In 1858 The ground floor of the keep was rented as a warehouse on condition the tenants allow visitors who wished to see it to do so. In 1892, the ruin was deeded back to the state and immediately classified as a historic monument.

===World War II===
During World War II the Germans moved in. The keep was transformed; it served as an arms dépôt and a 115m anti-aircraft observation post. Operation Dragoon triggered a retreat of the occupation forces. The garrison of the château, which had been storing explosives and munitions, blew them up before leaving on 20 August 1944, destroying the entire northern part of the château. Only the cellar and the south side of the keep remained intact. The west façade, while already in ruins, resisted the explosion and its windows show the layout of the château and its three floors.
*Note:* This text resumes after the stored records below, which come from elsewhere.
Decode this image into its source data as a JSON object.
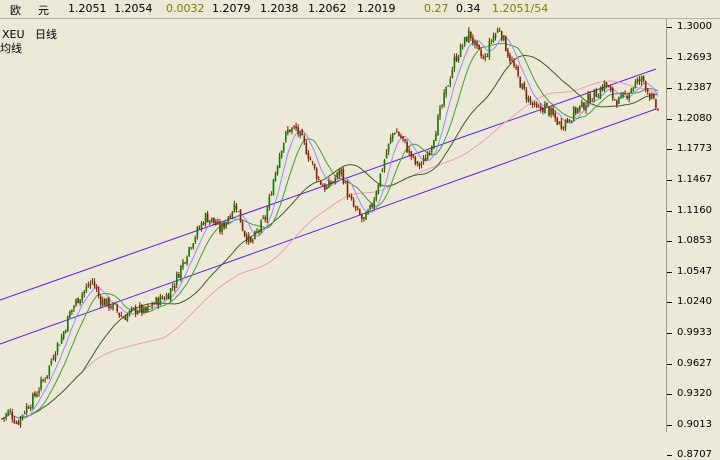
{
  "quote_bar": {
    "name_char1": "欧",
    "name_char2": "元",
    "bid": "1.2051",
    "ask": "1.2054",
    "change": "0.0032",
    "high": "1.2079",
    "low": "1.2038",
    "open": "1.2062",
    "prev": "1.2019",
    "pct": "0.27",
    "range": "0.34",
    "last": "1.2051/54",
    "colors": {
      "text": "#000000",
      "change": "#808000",
      "pct": "#808000",
      "last": "#808000"
    }
  },
  "chart": {
    "symbol": "XEU",
    "period": "日线",
    "indicator": "均线",
    "price_ticks": [
      "1.3000",
      "1.2693",
      "1.2387",
      "1.2080",
      "1.1773",
      "1.1467",
      "1.1160",
      "1.0853",
      "1.0547",
      "1.0240",
      "0.9933",
      "0.9627",
      "0.9320",
      "0.9013",
      "0.8707"
    ],
    "colors": {
      "background": "#ECE9D8",
      "candle": "#8B1A00",
      "candle_up": "#008000",
      "ma_fast": "#9090FF",
      "ma_mid": "#40A040",
      "ma_slow": "#406020",
      "ma_long": "#E8A0C0",
      "channel": "#6020E0"
    },
    "icons": {
      "cursor": "crosshair"
    }
  },
  "chart_data": {
    "type": "line",
    "title": "",
    "ylim": [
      0.8555,
      1.305
    ],
    "series": [
      {
        "values": [
          0.87,
          0.878,
          0.865,
          0.88,
          0.89,
          0.905,
          0.92,
          0.945,
          0.96,
          0.985,
          1.0,
          1.01,
          1.02,
          1.0,
          0.995,
          0.99,
          0.98,
          0.985,
          0.99,
          0.985,
          0.995,
          1.0,
          1.005,
          1.02,
          1.04,
          1.06,
          1.075,
          1.09,
          1.085,
          1.075,
          1.09,
          1.105,
          1.075,
          1.06,
          1.075,
          1.09,
          1.13,
          1.165,
          1.185,
          1.185,
          1.17,
          1.15,
          1.13,
          1.12,
          1.13,
          1.14,
          1.11,
          1.095,
          1.085,
          1.1,
          1.13,
          1.16,
          1.185,
          1.175,
          1.16,
          1.145,
          1.15,
          1.17,
          1.2,
          1.23,
          1.26,
          1.275,
          1.29,
          1.27,
          1.26,
          1.285,
          1.295,
          1.27,
          1.25,
          1.23,
          1.215,
          1.205,
          1.21,
          1.2,
          1.19,
          1.195,
          1.205,
          1.21,
          1.22,
          1.225,
          1.235,
          1.22,
          1.215,
          1.225,
          1.235,
          1.24,
          1.22,
          1.205
        ]
      }
    ]
  }
}
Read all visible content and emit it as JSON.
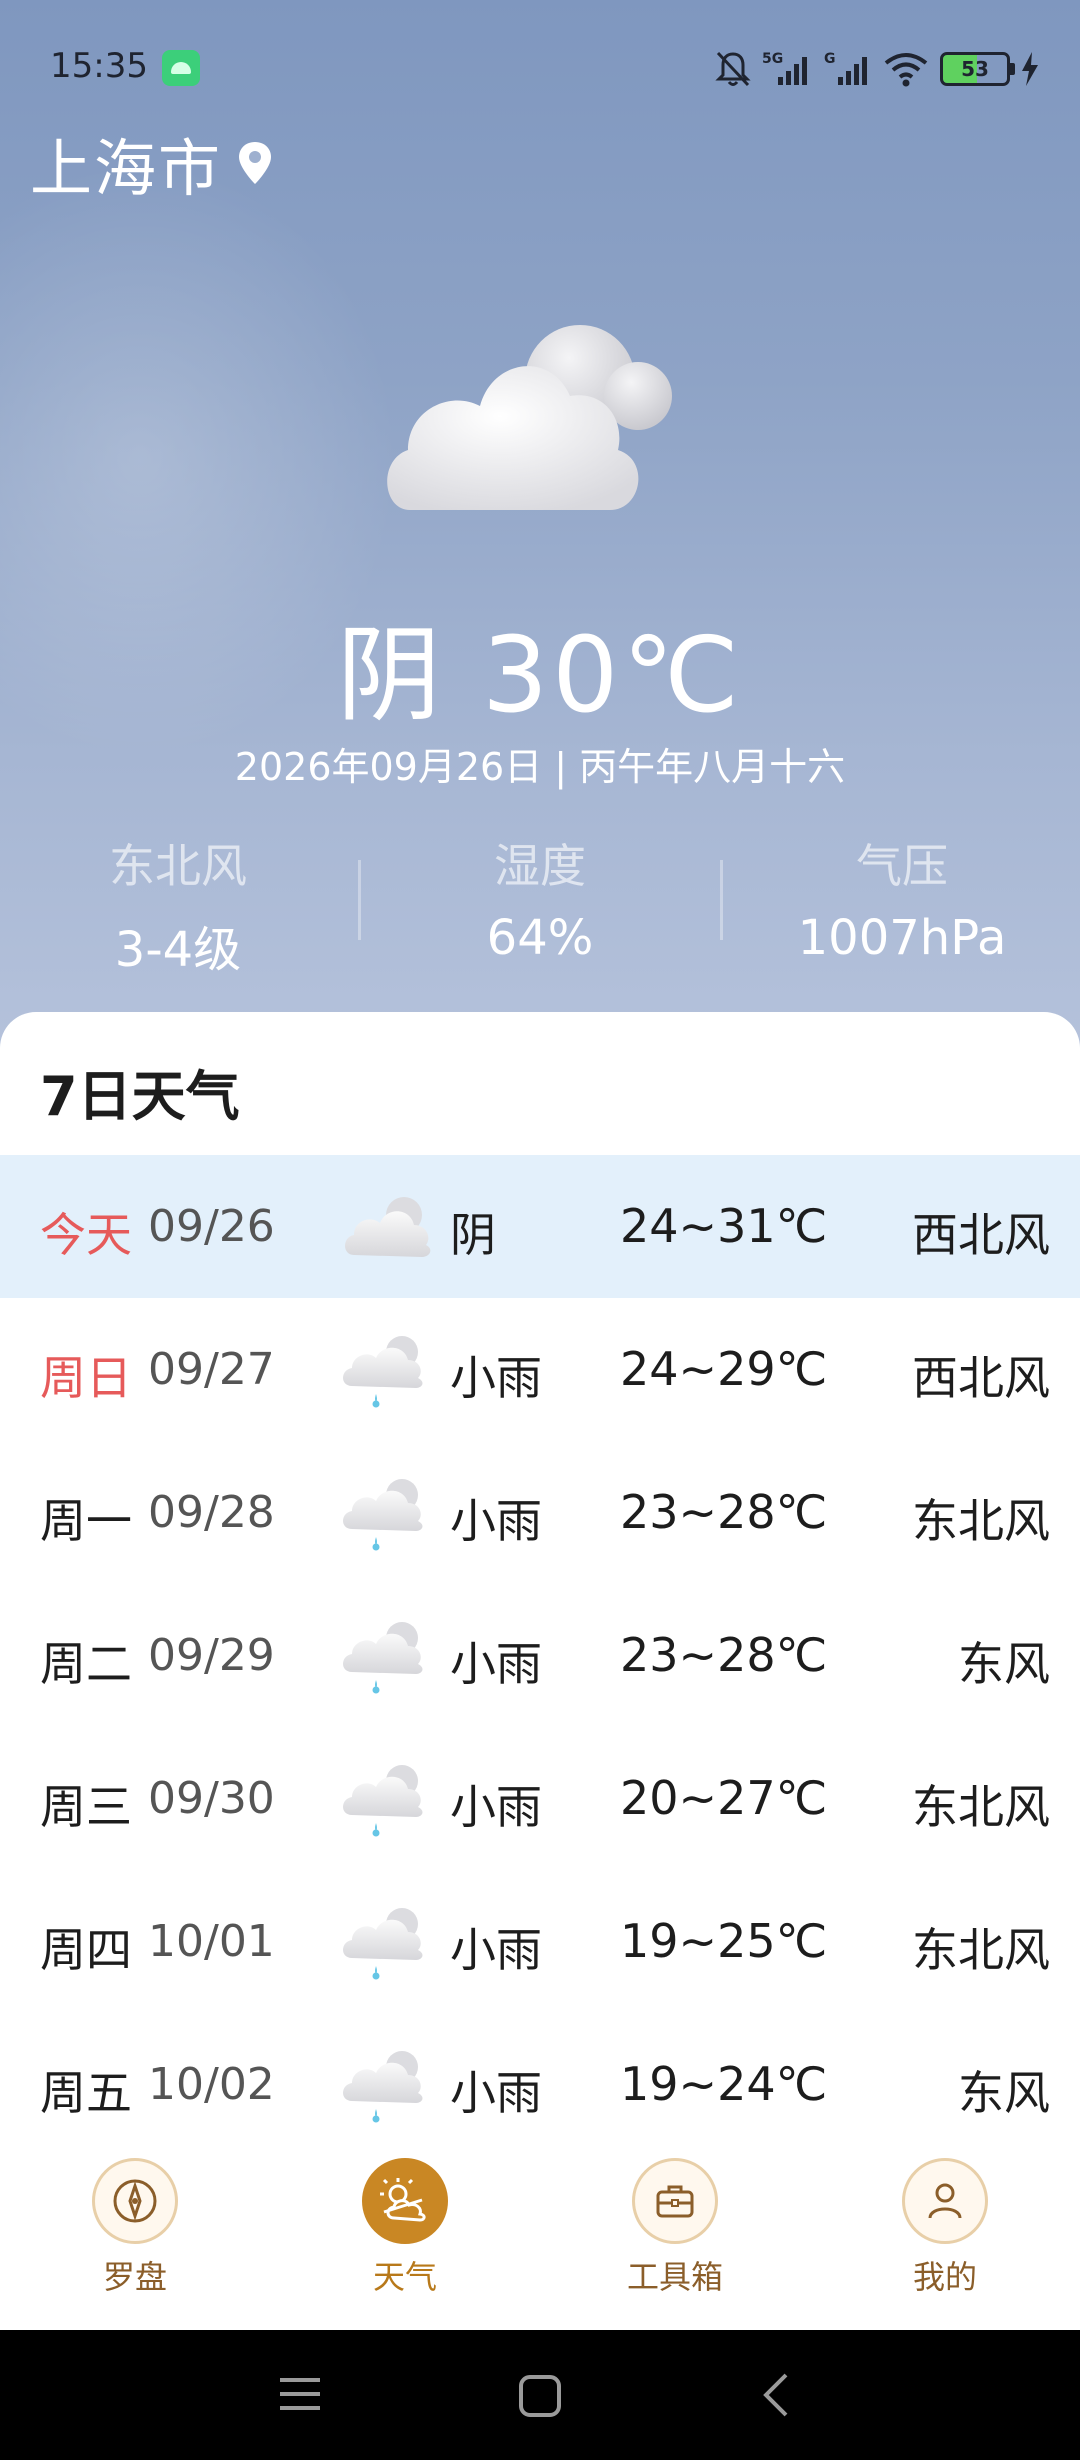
{
  "status_bar": {
    "time": "15:35",
    "battery": "53",
    "network_label_1": "5G",
    "network_label_2": "G"
  },
  "location": {
    "city": "上海市"
  },
  "current": {
    "condition_temp": "阴 30℃",
    "date_line": "2026年09月26日 | 丙午年八月十六",
    "stats": [
      {
        "label": "东北风",
        "value": "3-4级"
      },
      {
        "label": "湿度",
        "value": "64%"
      },
      {
        "label": "气压",
        "value": "1007hPa"
      }
    ]
  },
  "forecast": {
    "title": "7日天气",
    "days": [
      {
        "day": "今天",
        "date": "09/26",
        "cond": "阴",
        "temp": "24~31℃",
        "wind": "西北风",
        "icon": "cloudy-icon",
        "highlight": true,
        "red": true
      },
      {
        "day": "周日",
        "date": "09/27",
        "cond": "小雨",
        "temp": "24~29℃",
        "wind": "西北风",
        "icon": "light-rain-icon",
        "highlight": false,
        "red": true
      },
      {
        "day": "周一",
        "date": "09/28",
        "cond": "小雨",
        "temp": "23~28℃",
        "wind": "东北风",
        "icon": "light-rain-icon",
        "highlight": false,
        "red": false
      },
      {
        "day": "周二",
        "date": "09/29",
        "cond": "小雨",
        "temp": "23~28℃",
        "wind": "东风",
        "icon": "light-rain-icon",
        "highlight": false,
        "red": false
      },
      {
        "day": "周三",
        "date": "09/30",
        "cond": "小雨",
        "temp": "20~27℃",
        "wind": "东北风",
        "icon": "light-rain-icon",
        "highlight": false,
        "red": false
      },
      {
        "day": "周四",
        "date": "10/01",
        "cond": "小雨",
        "temp": "19~25℃",
        "wind": "东北风",
        "icon": "light-rain-icon",
        "highlight": false,
        "red": false
      },
      {
        "day": "周五",
        "date": "10/02",
        "cond": "小雨",
        "temp": "19~24℃",
        "wind": "东风",
        "icon": "light-rain-icon",
        "highlight": false,
        "red": false
      }
    ]
  },
  "nav": {
    "items": [
      {
        "label": "罗盘",
        "icon": "compass-icon",
        "active": false
      },
      {
        "label": "天气",
        "icon": "weather-icon",
        "active": true
      },
      {
        "label": "工具箱",
        "icon": "toolbox-icon",
        "active": false
      },
      {
        "label": "我的",
        "icon": "profile-icon",
        "active": false
      }
    ]
  },
  "colors": {
    "accent": "#c98724",
    "today_row_bg": "#e3f0fb",
    "weekend_red": "#e65a5a"
  }
}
A young Resistance fighter of the Francs-Tireurs Provençaux was killed near the château in June 1944. A commemorative plaque marks the spot.

===Modern era===
In 1960 the municipality decided to install a reception hall in the pontifical cellar. This great room of the castle has kept its original proportions. Twice a year, it serves as a prestige venue to the Échansonnerie des Papes, a confrérie bachique in Châteauneuf-du-Pape where it initiates new members. At these soirées, the inductees symbolically receive a key to the pope's cellar.

Besides the soirées, a certain number of festivities are tied to the château, such as La Tauléjade, which presents the new vintages to wine professionals, the Fête de la Saint-Marc, when the previous three vintages, both red and white, can be tasted, and the Fête de la véraison, a big historical festival for the wines of Châteauneuf.